By: Emily B., Transformations Alumna
I was 23 and I had just relapsed after 6 months because my mom wouldn’t let me have a car and I couldn’t handle my emotions. (thinking back I knew that wasn’t the real reason). I relapsed for a total of 2 days and was already doing and selling substances. The thought in my head wasn’t “I’m going to go get drugs or drink” but I didn’t feel “good”. All of a sudden, some guy passed me on a bike and asked me for a cigarette and in that split second I asked if he had any drugs. (not my exact words but for the sake of bad language) And that’s how it happens. Looking back at that moment I realize that I was powerless over drugs and alcohol. I drink or use that abruptly even if my intention is not to do so. I drink because I like the effects produced by alcohol and when I’m sober I feel uncomfortable, miserable and empty.
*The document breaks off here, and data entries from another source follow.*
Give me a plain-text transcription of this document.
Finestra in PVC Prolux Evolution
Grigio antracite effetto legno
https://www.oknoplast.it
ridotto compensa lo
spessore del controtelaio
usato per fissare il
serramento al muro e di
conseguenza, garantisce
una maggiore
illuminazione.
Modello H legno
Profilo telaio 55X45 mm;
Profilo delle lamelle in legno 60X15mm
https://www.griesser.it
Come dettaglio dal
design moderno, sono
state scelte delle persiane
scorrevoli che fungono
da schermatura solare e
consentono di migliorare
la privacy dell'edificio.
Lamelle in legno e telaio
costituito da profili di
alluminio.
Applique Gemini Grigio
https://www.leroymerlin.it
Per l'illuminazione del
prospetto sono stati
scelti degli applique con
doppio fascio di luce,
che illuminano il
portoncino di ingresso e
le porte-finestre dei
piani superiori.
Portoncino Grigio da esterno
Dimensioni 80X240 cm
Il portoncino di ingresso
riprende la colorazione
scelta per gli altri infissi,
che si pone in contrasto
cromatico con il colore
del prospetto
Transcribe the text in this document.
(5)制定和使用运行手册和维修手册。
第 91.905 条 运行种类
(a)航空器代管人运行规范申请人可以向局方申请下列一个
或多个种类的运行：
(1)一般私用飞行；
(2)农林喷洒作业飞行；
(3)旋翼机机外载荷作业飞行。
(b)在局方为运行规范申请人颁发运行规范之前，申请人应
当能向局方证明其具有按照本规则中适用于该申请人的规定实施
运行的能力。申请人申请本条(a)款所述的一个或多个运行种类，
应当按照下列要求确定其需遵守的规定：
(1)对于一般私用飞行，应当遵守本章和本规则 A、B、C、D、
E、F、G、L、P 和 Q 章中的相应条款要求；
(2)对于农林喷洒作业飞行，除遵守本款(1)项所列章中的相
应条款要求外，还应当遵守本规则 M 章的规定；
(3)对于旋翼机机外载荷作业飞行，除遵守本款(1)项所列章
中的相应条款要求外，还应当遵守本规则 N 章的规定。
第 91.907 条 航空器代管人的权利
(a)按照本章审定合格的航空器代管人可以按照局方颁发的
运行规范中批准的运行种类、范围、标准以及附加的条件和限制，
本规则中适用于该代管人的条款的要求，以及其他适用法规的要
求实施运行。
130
I went to transformations after that. I learned how to put my emotions on paper. How to identify how I’m feeling and that “fine” is not an emotion.
I graduated and joined a 12 step fellowship and moved forward with my life surrounding myself with people who had what I wanted. I got a sponsor and surrendered my will, because obviously I had no idea what was best for me. I later learned that my higher power presents itself through others and as long as I’m honest, help people and practice certain principles in all my affairs.
My higher power has blessed me with being able to own my own home, my own vehicle, and my own business. I have a 6 month old son and a beautiful wife. I have a home group and I do my best to surrender each day so that I can see truth in my life and my decisions.
Today I try to make the world a better place by focusing on others and trying my best not to take myself too seriously.